Её большая и прекрасно обставленная квартира находилась над похоронным бюро.

— Я могу подняться к нему, или ты можешь воспользоваться аппаратом внутренней связи и попросить его спуститься вниз.

— Я только что поменяла мебель на кухне.

— А чем тебе не угодила старая мебель?

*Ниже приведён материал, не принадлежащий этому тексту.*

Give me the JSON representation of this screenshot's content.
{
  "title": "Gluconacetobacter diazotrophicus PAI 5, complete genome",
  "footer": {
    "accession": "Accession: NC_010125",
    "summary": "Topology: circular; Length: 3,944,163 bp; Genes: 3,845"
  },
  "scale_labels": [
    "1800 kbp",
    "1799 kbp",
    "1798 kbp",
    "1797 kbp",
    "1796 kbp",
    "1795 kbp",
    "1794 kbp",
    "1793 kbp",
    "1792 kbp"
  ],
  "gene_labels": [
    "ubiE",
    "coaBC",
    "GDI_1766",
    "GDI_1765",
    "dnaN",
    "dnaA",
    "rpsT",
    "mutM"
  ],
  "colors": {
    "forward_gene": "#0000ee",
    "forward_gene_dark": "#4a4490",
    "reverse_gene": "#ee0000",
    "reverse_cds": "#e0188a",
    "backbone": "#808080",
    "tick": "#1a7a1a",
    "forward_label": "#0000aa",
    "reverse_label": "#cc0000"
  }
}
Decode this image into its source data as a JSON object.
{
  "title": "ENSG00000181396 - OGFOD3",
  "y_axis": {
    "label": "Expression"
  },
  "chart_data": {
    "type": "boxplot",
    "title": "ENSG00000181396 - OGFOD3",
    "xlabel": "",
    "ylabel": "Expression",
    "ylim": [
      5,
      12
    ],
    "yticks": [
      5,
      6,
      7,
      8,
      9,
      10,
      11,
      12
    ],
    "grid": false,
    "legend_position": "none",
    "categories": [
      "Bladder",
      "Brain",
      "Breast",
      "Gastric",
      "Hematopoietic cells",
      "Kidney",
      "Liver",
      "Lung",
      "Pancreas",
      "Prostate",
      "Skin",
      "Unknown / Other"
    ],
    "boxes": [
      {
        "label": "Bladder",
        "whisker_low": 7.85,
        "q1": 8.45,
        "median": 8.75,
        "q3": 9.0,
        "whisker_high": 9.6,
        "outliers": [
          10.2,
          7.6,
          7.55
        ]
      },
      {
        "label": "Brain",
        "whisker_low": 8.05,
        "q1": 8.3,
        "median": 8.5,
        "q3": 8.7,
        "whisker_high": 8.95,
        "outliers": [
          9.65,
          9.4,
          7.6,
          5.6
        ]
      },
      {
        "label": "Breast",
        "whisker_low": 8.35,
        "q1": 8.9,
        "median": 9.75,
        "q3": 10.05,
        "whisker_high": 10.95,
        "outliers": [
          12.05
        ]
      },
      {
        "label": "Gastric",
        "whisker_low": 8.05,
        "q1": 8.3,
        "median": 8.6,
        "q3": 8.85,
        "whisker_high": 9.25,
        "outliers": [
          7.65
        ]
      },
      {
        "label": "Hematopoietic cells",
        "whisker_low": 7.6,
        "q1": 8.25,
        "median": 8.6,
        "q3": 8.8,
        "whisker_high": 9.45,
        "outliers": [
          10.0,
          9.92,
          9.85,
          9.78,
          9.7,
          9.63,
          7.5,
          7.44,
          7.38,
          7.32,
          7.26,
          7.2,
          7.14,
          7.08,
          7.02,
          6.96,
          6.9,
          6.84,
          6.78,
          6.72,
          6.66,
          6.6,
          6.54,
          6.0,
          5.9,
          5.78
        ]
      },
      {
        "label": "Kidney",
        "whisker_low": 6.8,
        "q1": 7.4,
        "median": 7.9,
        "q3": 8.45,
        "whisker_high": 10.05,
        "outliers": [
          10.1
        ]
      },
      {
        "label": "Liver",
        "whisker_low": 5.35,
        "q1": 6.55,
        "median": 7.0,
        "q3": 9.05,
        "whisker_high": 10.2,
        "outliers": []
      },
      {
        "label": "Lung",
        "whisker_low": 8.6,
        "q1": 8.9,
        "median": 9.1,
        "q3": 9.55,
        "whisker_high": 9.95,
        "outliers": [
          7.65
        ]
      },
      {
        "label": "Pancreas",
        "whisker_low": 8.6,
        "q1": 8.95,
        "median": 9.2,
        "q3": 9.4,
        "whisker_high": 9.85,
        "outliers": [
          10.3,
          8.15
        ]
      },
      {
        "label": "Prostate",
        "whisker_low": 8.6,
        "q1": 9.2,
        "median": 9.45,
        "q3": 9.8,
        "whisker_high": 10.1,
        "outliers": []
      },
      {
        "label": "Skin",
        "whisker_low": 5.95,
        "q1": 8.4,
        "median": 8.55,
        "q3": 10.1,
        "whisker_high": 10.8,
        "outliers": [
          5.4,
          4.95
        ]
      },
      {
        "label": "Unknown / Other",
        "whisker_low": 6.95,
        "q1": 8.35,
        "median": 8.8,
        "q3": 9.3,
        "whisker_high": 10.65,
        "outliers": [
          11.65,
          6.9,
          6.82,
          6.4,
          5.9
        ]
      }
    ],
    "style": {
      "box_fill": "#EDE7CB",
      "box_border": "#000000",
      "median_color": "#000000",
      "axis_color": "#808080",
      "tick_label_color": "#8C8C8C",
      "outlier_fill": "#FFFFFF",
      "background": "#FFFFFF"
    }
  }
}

Мне очень нравилась твоя кухня.

— Слишком тёмная, — ответила Джульетта. — И старообразная. Мне захотелось чего-то более светлого, модернового.

— Теперь ты довольна?

— Не то слово. Кухня — высший класс.

— Хорошая кухня в наши дни может обнулить счёт в банке.

— Именно об этом я и толкую.

— Так попроси его спуститься вниз.

Она воспользовалась аппаратом внутренней связи в гараже, который висел на стене у двери в крематорий.

— Эй, Ганни, слышишь меня?

Из динамика донёсся голос Ганни:

— Что там у тебя?

— Такой толстый труп, что мне нужна твоя помощь.

— А где Герман и Вернер?

Он говорил о её братьях и деловых партнёрах.

— Рабочий день закончился, они уехали домой. Новых покойников мы не ждали.

— Я должен приглядывать за каре барашка.

— Мне нужно положить труп в холодильник. У тебя это займёт минуту. Он такой здоровенный, что одной мне не справиться.

— Иду.

Кабина лифта была большой, чтобы хватило места для гроба, но спускалась практически бесшумно.

Когда дверцы разошлись, Гюнтер Шлосс занял едва ли не весь проем.

— Дерьмо, — успел сказать он, и Билли выстрелил в него трижды, пока он крепко стоял на ногах, один раз — в падающего, четыре — в лежащего, головой и грудью — вне лифта, ногами — в кабине.

— Он мёртв? — спросила Джульетта.

— Должен быть.

— Хочешь проверить пульс?

— Пока нет. — И Билли дважды выстрелил в Ганни.

Выстрелил бы и ещё раза четыре, да только в обойме закончились патроны.